O escritor e o equilibrista
Todo artista sem sua arte se sente menor, mutilado e incompleto. Picasso em seus mais de 80 anos de idade dizia que não se cansava ao pintar mas sim quando tinha que entreter as visitas.
Existe ainda o caso de um grande pianista internacional que em sua idade avançada sofria de artrose, artrite e tinha enorme dificuldade para se levantar da cama. Seu caminhar era lento, trôpego (sempre quis usar esta palavra!) e com um infinito arrastar dos pés. Sua postura? A pior possível: curvado para frente e com a cabeça quase sempre voltada para baixo. No entanto, todas as manhãs ao se levantar da cama ele corria ao encontro da sua arte andando lentamente em direção ao seu piano de cauda.
Lá, ao sentar em seu banquinho uma metamorfose acontecia: Seu tronco tornava-se ereto com a subida de seus ombros e o levantamento de sua cabeça. os pés assumiam sua posição de repouso retos no chão ou devidamente posicionados nos pedais do instrumento musical. Seus dedos encurvados se abriam ganhando leveza, graça, velocidade e desenvoltura ao percorrer as teclas do piano para reproduzir as mais belas canções. Uma onda de prazer percorria seu corpo e encontrava uma janela aberta no largo sorriso que transformava e parecia rejuvenescer seu rosto.
Este meus amigos e amigas é o poder transformador da arte até mesmo em quem a produz. Encontrar um canal de expressão pessoal tem este poder terapêutico para qualquer um, inclusive para os simples mortais que possuem um hobby que amam e lhes dão prazer.
Sem dúvida a pergunta chave para descobrir sua arte, hobby ou paixão é se fazer a pergunta O que você faria até de graça?
No meu caso, como pode se notar por este blog, minha paixão é a escrita que ganha por pouca diferença da leitura. Desde que me lembro, provavelmente desde as primeiras letras, amo escrever e na escola enquanto muitos tinham calafrios dos exercícios de redação, eu tinha era ansiedade e muita expectativa sobre qual tema poderia desenvolver meu texto e minhas impressões.
Meus pavores eram outros, Física e Química que apesar de meus professores assegurarem que apesar de comporem meu corpo e ditar os parâmetros da minha vida nesta Terra, nunca fizeram parte de minha alma.
Escrever sempre foi a válvula de alívio para os pensamentos, sentimentos e questionamentos que dominam minha mente entre os dois contatos diários entre minha cabeça e o travesseiro.
Ao contrário da fala que me gerou tantas enrascadas, o texto permite a revisão de palavras, frases e conceitos e o que é mais legal, me permite refletir enquanto o produzo. Talvez este seja o "pulo do gato" quando comparado com a fala e as conversas: se falo uma coisa e mudo de ideia na frase seguinte, passo indecisão, inconstância e até arrisco a perder a minha credibilidade e consideração.
Com o texto ninguém percebe pois quem escreve pode até reescrever 1.000 vezes um parágrafo mas quando encontramos a versão definitiva, ela dá um sinal dentro de nós e uma grande calma e serenidade toma conta do nosso pensamento como se dizéssemos "É isso!'
No meu caso, desconfio até que é esta sensação de bem-estar que me leva a escrever.

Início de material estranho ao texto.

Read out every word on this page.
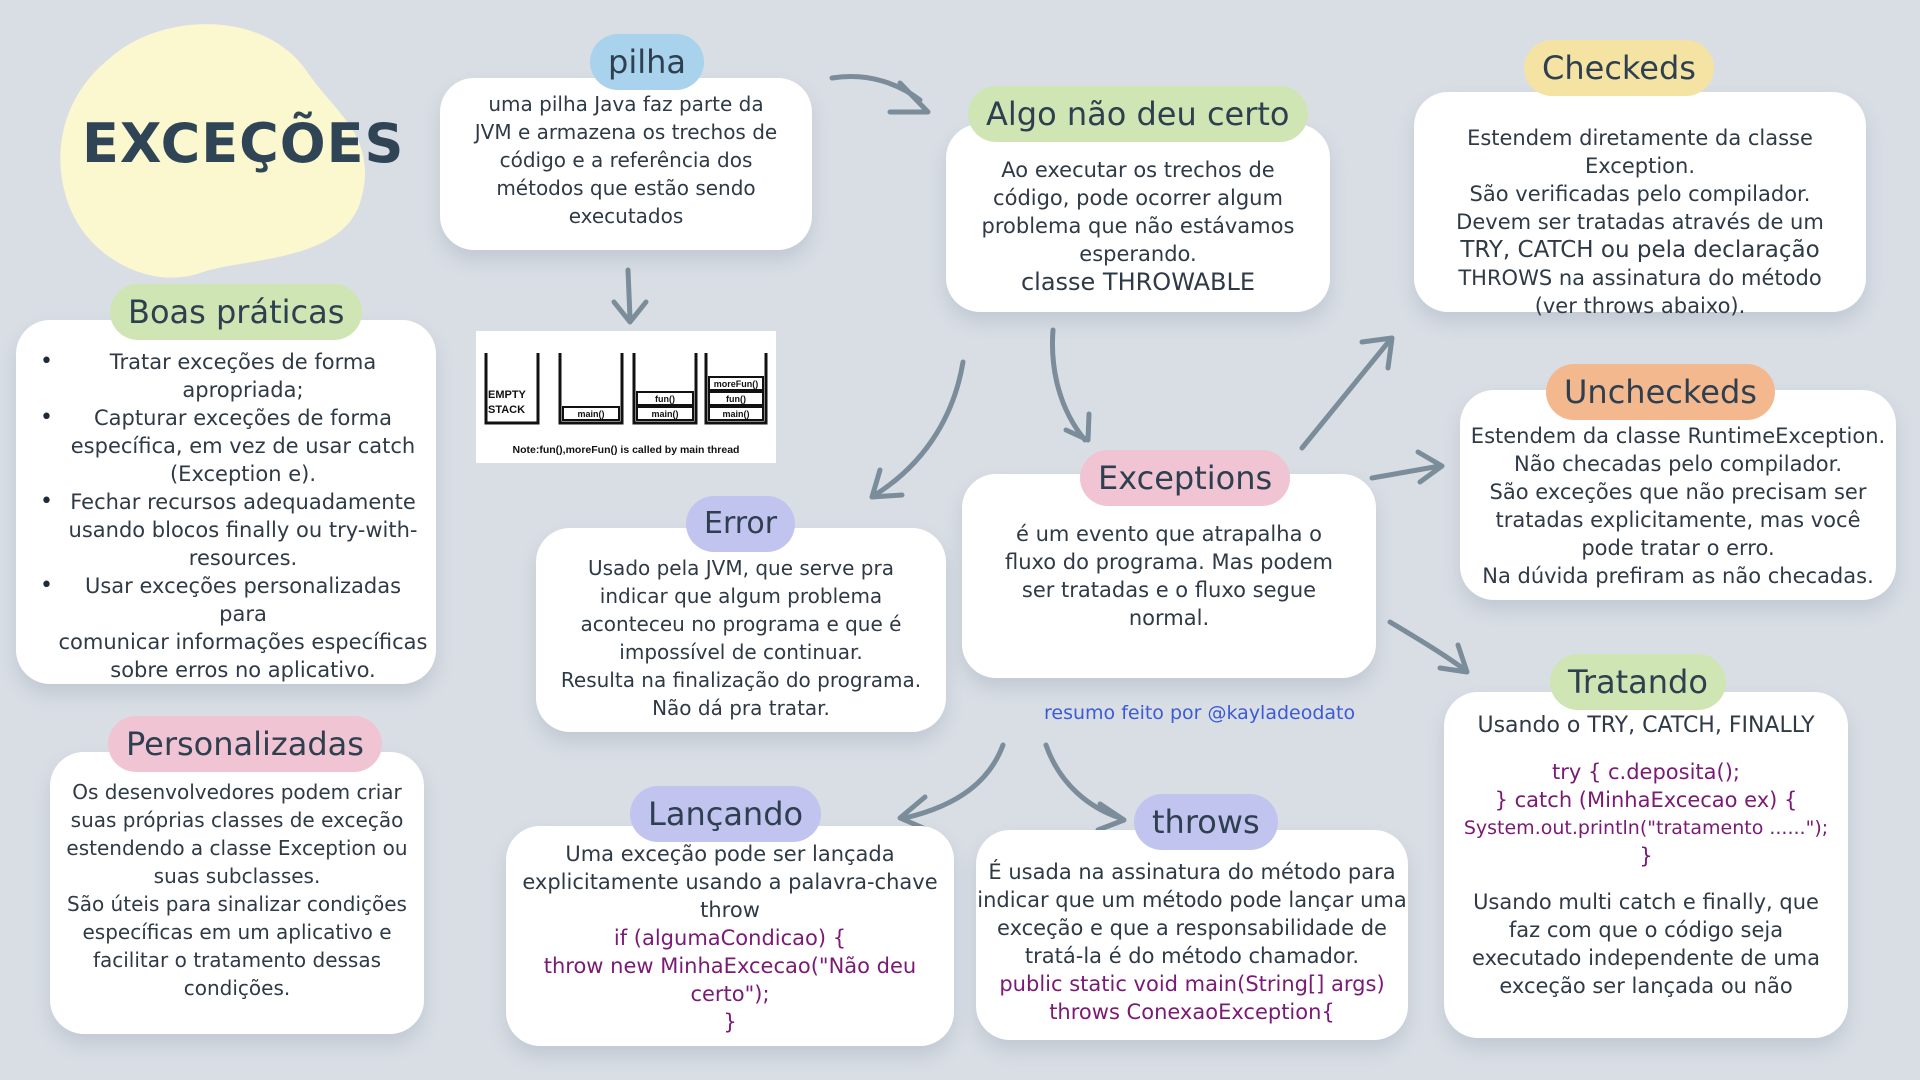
EXCEÇÕES
uma pilha Java faz parte da
JVM e armazena os trechos de
código e a referência dos
métodos que estão sendo
executados
pilha
EMPTY
STACK	main()	main()
fun()
main()
fun()
moreFun()
Note:fun(),moreFun() is called by main thread
Ao executar os trechos de
código, pode ocorrer algum
problema que não estávamos
esperando.
classe THROWABLE
Algo não deu certo
Estendem diretamente da classe Exception.
São verificadas pelo compilador.
Devem ser tratadas através de um
TRY, CATCH ou pela declaração
THROWS na assinatura do método
(ver throws abaixo).
Checkeds
• Tratar exceções de forma
apropriada;
• Capturar exceções de forma
específica, em vez de usar catch
(Exception e).
• Fechar recursos adequadamente
usando blocos finally ou try-with-
resources.
• Usar exceções personalizadas para
comunicar informações específicas
sobre erros no aplicativo.
Boas práticas
Estendem da classe RuntimeException.
Não checadas pelo compilador.
São exceções que não precisam ser
tratadas explicitamente, mas você
pode tratar o erro.
Na dúvida prefiram as não checadas.
Uncheckeds
Usado pela JVM, que serve pra
indicar que algum problema
aconteceu no programa e que é
impossível de continuar.
Resulta na finalização do programa.
Não dá pra tratar.
Error	é um evento que atrapalha o
fluxo do programa. Mas podem
ser tratadas e o fluxo segue
normal.
Exceptions
resumo feito por @kayladeodato
Os desenvolvedores podem criar
suas próprias classes de exceção
estendendo a classe Exception ou
suas subclasses.
São úteis para sinalizar condições
específicas em um aplicativo e
facilitar o tratamento dessas
condições.
Personalizadas
Uma exceção pode ser lançada
explicitamente usando a palavra-chave
throw
if (algumaCondicao) {
throw new MinhaExcecao("Não deu
certo");
}
Lançando
É usada na assinatura do método para
indicar que um método pode lançar uma
exceção e que a responsabilidade de
tratá-la é do método chamador.
public static void main(String[] args)
throws ConexaoException{
throws
Usando o TRY, CATCH, FINALLY
try { c.deposita();
} catch (MinhaExcecao ex) {
System.out.println("tratamento ......");
}
Usando multi catch e finally, que
faz com que o código seja
executado independente de uma
exceção ser lançada ou não
Tratando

Uma euforia "dopamínica" que traz euforia e calma ao mesmo tempo. E lógico, é viciante! A menos que eu seja muito egocêntrico ou o Romário (dá na mesma), dificilmente terei esta sensação após todas frases ditas em uma conversa.

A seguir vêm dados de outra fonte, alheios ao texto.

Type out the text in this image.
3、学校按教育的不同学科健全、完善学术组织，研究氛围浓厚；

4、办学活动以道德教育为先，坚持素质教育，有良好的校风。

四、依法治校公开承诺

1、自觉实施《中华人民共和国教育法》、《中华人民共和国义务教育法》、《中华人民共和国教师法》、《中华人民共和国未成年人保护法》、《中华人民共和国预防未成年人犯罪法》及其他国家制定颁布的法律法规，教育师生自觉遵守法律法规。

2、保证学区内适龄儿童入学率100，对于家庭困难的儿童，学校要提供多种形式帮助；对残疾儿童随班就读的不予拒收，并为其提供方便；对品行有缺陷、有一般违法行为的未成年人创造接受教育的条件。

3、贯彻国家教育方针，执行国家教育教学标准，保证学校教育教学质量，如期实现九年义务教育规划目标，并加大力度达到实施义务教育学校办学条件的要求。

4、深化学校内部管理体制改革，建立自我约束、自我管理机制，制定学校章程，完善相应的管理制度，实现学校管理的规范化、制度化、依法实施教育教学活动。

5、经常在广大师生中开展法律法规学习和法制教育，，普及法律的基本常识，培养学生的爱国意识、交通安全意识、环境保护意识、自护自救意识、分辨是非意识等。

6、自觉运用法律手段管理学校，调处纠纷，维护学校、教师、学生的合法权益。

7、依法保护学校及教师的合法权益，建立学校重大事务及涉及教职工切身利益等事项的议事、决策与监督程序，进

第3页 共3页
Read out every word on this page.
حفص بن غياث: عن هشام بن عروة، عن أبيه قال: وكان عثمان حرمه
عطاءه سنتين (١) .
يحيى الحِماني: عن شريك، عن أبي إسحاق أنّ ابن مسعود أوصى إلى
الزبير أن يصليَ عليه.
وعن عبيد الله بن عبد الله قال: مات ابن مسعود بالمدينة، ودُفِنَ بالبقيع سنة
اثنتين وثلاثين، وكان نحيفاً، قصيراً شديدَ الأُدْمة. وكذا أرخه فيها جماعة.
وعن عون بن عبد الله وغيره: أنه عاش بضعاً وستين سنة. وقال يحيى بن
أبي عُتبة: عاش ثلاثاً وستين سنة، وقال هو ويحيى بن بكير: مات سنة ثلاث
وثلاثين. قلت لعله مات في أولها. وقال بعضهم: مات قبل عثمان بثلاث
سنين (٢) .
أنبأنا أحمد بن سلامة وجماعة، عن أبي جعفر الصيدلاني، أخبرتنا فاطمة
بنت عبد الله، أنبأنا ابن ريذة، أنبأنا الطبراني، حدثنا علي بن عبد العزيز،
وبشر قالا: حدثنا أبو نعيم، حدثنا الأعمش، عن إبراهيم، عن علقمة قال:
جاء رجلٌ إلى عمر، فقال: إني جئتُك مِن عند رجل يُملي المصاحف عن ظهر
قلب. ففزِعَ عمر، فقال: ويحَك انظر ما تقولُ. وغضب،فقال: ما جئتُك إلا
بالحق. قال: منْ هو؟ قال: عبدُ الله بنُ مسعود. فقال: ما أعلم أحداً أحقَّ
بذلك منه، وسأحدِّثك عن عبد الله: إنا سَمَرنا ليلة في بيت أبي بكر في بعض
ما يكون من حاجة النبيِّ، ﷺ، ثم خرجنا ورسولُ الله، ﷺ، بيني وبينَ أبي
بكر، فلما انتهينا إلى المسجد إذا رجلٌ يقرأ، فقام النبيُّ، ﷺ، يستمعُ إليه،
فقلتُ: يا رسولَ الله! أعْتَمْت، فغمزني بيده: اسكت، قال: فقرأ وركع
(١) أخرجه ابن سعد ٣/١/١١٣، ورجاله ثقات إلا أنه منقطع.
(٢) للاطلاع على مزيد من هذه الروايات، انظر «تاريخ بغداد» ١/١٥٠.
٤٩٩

O mais curioso é que apesar de nunca deixar de escrever, sinto que abri mão desta sensação por muito tempo, talvez por buscar este prazer através do texto casual ou texto pago para publicidade onde muitas vezes não consegui alcançar o clímax da redação pela falta de intimidade e cumplicidade entre os envolvidos.

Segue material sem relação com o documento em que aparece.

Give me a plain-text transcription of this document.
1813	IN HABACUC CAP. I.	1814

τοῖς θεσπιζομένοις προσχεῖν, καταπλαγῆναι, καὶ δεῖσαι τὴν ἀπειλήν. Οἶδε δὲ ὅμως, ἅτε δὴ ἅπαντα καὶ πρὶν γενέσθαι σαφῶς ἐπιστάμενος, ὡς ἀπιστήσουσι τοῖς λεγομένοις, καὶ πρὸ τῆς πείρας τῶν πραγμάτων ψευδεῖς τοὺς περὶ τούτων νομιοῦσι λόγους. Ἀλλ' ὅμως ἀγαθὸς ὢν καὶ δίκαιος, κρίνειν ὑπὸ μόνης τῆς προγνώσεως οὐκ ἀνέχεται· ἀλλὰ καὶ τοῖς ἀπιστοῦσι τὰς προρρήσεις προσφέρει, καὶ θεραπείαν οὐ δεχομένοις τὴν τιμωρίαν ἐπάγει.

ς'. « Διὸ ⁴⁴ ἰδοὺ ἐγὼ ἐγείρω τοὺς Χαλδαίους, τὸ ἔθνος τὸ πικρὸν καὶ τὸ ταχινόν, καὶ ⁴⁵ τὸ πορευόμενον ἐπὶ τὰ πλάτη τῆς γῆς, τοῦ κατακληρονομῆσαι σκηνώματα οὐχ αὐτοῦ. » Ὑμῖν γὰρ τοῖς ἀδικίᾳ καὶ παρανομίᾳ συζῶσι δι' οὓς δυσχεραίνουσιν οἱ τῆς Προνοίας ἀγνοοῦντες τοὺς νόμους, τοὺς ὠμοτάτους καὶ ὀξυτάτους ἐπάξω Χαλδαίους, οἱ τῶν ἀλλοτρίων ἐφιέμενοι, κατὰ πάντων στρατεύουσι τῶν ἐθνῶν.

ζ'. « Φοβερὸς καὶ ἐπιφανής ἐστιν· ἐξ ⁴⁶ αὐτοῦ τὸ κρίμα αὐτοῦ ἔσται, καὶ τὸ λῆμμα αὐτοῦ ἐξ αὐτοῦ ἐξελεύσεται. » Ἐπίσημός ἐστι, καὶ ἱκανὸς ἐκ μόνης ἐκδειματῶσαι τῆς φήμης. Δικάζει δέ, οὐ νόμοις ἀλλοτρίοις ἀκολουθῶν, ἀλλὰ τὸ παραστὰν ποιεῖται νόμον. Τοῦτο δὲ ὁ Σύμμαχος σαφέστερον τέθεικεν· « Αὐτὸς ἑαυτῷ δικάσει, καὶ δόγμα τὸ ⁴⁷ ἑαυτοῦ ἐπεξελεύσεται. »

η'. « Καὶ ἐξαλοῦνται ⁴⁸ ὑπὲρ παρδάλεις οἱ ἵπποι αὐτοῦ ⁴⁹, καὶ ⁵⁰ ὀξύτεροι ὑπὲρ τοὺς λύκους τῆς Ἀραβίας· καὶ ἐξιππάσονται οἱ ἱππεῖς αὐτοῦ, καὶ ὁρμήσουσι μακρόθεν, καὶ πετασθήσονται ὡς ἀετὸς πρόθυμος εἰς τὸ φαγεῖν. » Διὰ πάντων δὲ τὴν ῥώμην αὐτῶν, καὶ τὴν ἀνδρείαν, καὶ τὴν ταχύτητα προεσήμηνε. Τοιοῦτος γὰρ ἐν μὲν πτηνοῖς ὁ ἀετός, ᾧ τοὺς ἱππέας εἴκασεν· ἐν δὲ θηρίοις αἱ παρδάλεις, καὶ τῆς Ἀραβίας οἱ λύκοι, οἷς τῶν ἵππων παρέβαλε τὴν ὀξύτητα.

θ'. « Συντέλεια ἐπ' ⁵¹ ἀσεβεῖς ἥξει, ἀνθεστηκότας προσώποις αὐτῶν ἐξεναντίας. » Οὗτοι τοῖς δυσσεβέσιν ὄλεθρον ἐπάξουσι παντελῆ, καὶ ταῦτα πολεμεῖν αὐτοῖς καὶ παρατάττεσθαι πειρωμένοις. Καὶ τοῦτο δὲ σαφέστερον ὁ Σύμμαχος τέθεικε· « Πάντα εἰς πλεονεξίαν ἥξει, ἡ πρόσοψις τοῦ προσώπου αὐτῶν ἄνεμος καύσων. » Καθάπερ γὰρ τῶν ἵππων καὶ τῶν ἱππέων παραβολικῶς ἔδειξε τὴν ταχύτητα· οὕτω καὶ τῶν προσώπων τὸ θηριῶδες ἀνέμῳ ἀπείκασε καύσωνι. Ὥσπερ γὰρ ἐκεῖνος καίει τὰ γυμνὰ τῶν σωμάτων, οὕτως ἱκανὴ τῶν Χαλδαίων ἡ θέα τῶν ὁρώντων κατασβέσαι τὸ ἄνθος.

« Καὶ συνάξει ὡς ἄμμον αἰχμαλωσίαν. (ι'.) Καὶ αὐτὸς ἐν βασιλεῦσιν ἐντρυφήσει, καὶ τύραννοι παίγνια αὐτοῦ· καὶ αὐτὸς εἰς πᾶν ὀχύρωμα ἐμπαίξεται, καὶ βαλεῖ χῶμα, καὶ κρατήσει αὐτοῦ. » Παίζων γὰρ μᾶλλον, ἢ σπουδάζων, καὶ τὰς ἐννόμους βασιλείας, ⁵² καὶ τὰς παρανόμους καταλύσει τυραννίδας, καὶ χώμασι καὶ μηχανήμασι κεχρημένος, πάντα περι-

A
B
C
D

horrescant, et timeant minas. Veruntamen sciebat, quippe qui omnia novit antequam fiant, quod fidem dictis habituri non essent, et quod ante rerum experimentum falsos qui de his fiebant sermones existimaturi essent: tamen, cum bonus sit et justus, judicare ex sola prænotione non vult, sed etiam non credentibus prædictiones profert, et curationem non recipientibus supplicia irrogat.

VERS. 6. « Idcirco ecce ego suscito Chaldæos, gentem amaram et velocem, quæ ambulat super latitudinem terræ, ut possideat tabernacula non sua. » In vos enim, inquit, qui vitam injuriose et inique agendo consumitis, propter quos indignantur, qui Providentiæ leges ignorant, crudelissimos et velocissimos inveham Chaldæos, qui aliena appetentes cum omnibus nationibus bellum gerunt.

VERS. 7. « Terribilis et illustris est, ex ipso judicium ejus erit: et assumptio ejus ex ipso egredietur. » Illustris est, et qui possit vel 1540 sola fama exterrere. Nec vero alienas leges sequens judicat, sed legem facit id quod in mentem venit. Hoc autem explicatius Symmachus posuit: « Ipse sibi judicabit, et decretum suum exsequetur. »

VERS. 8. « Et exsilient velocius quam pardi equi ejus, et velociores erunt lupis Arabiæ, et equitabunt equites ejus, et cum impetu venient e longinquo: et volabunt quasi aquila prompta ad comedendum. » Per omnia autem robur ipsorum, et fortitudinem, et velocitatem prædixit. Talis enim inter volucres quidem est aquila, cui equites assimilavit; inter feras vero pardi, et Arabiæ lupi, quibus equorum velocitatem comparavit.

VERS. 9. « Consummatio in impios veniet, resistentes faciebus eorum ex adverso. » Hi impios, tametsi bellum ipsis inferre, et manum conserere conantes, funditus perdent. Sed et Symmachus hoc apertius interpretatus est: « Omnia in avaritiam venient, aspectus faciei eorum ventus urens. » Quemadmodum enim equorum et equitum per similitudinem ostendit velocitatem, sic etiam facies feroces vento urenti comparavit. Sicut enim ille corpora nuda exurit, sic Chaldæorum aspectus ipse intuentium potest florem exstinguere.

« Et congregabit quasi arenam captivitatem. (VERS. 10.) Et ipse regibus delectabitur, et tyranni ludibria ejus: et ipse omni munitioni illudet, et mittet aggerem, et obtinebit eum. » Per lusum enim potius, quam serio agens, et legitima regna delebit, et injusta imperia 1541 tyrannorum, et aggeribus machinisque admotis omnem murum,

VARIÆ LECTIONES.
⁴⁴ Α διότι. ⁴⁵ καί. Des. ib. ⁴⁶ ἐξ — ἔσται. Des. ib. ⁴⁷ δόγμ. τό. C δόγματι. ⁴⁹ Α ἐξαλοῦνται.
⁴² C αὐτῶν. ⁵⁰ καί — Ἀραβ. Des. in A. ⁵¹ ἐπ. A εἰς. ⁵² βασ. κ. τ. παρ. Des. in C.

Aliás tive bons momentos nestes 20 anos de monogamia redacional, escrevendo para publicidade mas nunca com a mesma intensidade que sentimos ao amar quem automaticamente se encaixa conosco, acelera nosso coração e nos dá tudo que precisamos: uma espécie de prazer em paz.
Retirar a liberdade criativa, tentar enquadrá-la em moldes e parâmetros é como tirar não só o prazer mas o meu equilíbrio afinal por tudo que citei nestes parágrafos sem a caneta não paro em pé, minha cabeça não desacelera, não processo tanta caoticidade no mundo sem a reflexão e o canal que só o texto me dá. É aquela velha frase adaptada: Pare o mundo que eu quero escrever!
E ainda tem a questão "dopamínica" novamente em um vício que pode apenas fazer mal a quem lê e não curte ao contrário de quem escreve.